Vinte e cinco anos depois, após fundar a Breezy Seguros e vendê-la para o Carlyle Group, percebo um padrão que se repete na comunidade brasileira: a maioria trabalha até a exaustão, mas não consegue sair do modo sobrevivência.
O problema não é falta de esforço. O imigrante trabalha mais que qualquer um. O problema é a falta de direção.
Foi para resolver isso que escrevi “Sete Passos para Ser Rico nos EUA”, publicado agora pela Editora Gente. O livro não é um manual sobre como abrir empresa ou pagar impostos. É um relato prático sobre o que diferencia quem constrói patrimônio de quem apenas paga contas.
O primeiro passo é a integração cultural. Se você não entende como o americano pensa, negocia e consome, você fica à margem do mercado. O dinheiro nos Estados Unidos circula em redes de confiança. Para quem quer entender como empreender do zero nos EUA, essa adaptação é o requisito básico.
O segundo ponto é a educação em negócios. O mercado americano é competitivo e não tolera amadorismo. Você precisa conhecer seus números, entender margem de lucro e saber como o capital funciona. É por isso que investidores de Venture Capital priorizam negócios sólidos; eles procuram quem entende as regras do jogo.
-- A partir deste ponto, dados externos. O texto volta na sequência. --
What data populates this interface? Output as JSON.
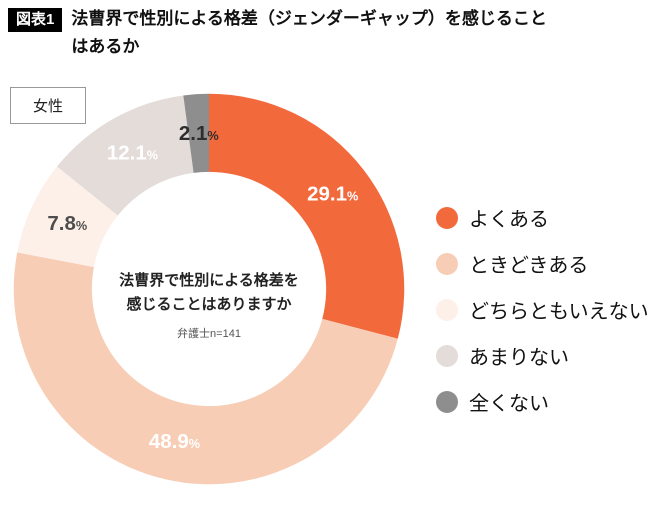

O livro também trata de conexão espiritual e conexão familiar. Empreender é difícil. Sem uma base emocional forte, o primeiro erro tira você do mercado. E os erros vão acontecer. No livro, conto os meus sem filtro.
Fazer negócios nos EUA exige estratégia, foco e networking. Se você quer aprender como construir um negócio que prospera, precisa parar de apenas reagir aos problemas diários e começar a planejar a longo prazo.
O caminho está traçado. A decisão de segui-lo é sua.